3. Ken het nieuwe gebod
Deze instructie en voorbeeld van Jezus wordt nu een echt gebod – een nieuw gebod (Johannes 13:34). De zin van dat we elkaar dienen is onze liefde voor elkaar. Leden van de kerk houden van elkaar, zelfs op manieren die dieper gaan dan bij de familie van vlees en bloed.
Dit moet wel waar zijn voor mijn familie. Jaren geleden, tijdens de overgang van de ene school naar de andere, verhuisden mijn vrouw en ik onze uitbreidende familie op basis van Jezus’ woorden in Markus 3:35: “Want iedereen die de wil van God doet, die is mijn broer en zuster en moeder.” We verlieten een loyale thuisbasis die ons jarenlang liefde had gegeven – niet te noemen al die oneindige keren gratis babysitten – om te komen in een gemeenschap die we niet echt kenden. Alles wat we wisten is dat het volgelingen van Jezus waren, en als het klopt wat Jezus zei, zou het goed met ons komen. Praktischer dan al het andere wat ik heb meegemaakt, bleken Jezus’ woorden waar te zijn. We wonen waar we wonen vooral omdat de familie van Jezus een groep is waarin men van elkaar houdt.

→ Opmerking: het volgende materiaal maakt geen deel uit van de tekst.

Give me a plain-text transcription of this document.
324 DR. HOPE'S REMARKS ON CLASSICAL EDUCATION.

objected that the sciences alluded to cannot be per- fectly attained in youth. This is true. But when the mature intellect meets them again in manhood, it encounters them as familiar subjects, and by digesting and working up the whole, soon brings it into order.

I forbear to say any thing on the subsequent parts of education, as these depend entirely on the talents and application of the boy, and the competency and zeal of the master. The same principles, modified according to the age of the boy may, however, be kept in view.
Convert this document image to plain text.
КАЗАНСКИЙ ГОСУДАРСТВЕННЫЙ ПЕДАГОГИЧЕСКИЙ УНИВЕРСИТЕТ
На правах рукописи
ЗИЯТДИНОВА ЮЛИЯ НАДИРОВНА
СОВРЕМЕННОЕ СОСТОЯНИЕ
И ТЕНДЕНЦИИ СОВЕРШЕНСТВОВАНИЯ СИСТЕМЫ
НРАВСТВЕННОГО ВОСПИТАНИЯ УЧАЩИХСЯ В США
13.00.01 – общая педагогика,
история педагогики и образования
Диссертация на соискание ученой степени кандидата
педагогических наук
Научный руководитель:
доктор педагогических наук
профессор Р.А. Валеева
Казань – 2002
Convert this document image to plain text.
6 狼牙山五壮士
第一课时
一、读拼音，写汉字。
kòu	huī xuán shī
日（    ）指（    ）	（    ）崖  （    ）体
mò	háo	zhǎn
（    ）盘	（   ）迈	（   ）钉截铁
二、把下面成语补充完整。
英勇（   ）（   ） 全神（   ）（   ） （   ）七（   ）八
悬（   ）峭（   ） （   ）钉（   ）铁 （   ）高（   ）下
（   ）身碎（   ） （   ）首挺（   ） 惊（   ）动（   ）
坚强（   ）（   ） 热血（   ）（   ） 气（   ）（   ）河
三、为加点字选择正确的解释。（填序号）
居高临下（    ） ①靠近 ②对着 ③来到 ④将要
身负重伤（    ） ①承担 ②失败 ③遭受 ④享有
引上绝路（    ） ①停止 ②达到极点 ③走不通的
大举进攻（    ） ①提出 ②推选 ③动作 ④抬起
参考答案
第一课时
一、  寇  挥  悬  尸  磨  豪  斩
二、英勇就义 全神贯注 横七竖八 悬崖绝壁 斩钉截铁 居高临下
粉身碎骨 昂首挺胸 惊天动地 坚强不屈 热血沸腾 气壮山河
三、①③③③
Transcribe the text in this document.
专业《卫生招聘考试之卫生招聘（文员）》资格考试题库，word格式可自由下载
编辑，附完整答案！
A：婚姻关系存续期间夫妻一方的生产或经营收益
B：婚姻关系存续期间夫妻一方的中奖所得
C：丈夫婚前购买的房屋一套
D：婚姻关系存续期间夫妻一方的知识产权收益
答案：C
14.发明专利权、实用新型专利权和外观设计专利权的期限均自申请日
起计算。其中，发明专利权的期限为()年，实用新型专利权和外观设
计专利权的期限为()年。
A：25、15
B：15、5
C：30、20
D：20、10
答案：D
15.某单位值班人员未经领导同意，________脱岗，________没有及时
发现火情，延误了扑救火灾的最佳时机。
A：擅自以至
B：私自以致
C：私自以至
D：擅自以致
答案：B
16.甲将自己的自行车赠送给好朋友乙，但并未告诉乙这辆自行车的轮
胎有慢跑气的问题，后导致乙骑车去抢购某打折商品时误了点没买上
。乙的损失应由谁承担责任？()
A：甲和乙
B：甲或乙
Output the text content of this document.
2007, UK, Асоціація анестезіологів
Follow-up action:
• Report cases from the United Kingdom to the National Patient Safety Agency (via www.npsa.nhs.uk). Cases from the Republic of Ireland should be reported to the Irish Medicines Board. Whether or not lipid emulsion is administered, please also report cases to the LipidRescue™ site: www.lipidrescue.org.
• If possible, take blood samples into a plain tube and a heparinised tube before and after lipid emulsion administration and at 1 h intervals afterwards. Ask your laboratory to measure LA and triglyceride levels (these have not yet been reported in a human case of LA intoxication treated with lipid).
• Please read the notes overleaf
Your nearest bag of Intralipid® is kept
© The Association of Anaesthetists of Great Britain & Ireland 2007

En als dat gebeurt, zegt Jezus dat alle mensen zullen weten dat we zijn mensen zijn. Onze liefde voor elkaar is een getuigenis van onze identiteit als de verloste zonen en dochters van God. Dit is een flinke hersenkraker voor hen die veel hebben nagedacht over de missie en structuur van de lokale kerk. Regelmatig hebben we de neiging te denken dat diensten van de kerk aan de eigen gemeente en die aan de mensen buiten de kerkgemeente twee verschillende takken van de kerk zijn, beide reikend in tegengestelde richting, onafhankelijk agerend van elkaar; maar dan komt Jezus en zegt dat het ene niet kan bestaan zonder het andere. Een kerk met een missie, die de kerkgemeente met Jezus vertrouwd wil maken, moet een kerk zijn waarin men elkaar lief heeft. En een kerk die tot doel heeft elkaar lief te hebben, kan niet anders zijn dan een kerk die getuigt van Jezus. Zo werkt het nu eenmaal.
En zo leven we met elkaar als de kerk van deze wereld: we zijn tegendraads aan maatschappelijke verwachtingen, we helpen elkaar als het pijn doet, en we houden van elkaar ter vertegenwoordiging van onze Koning.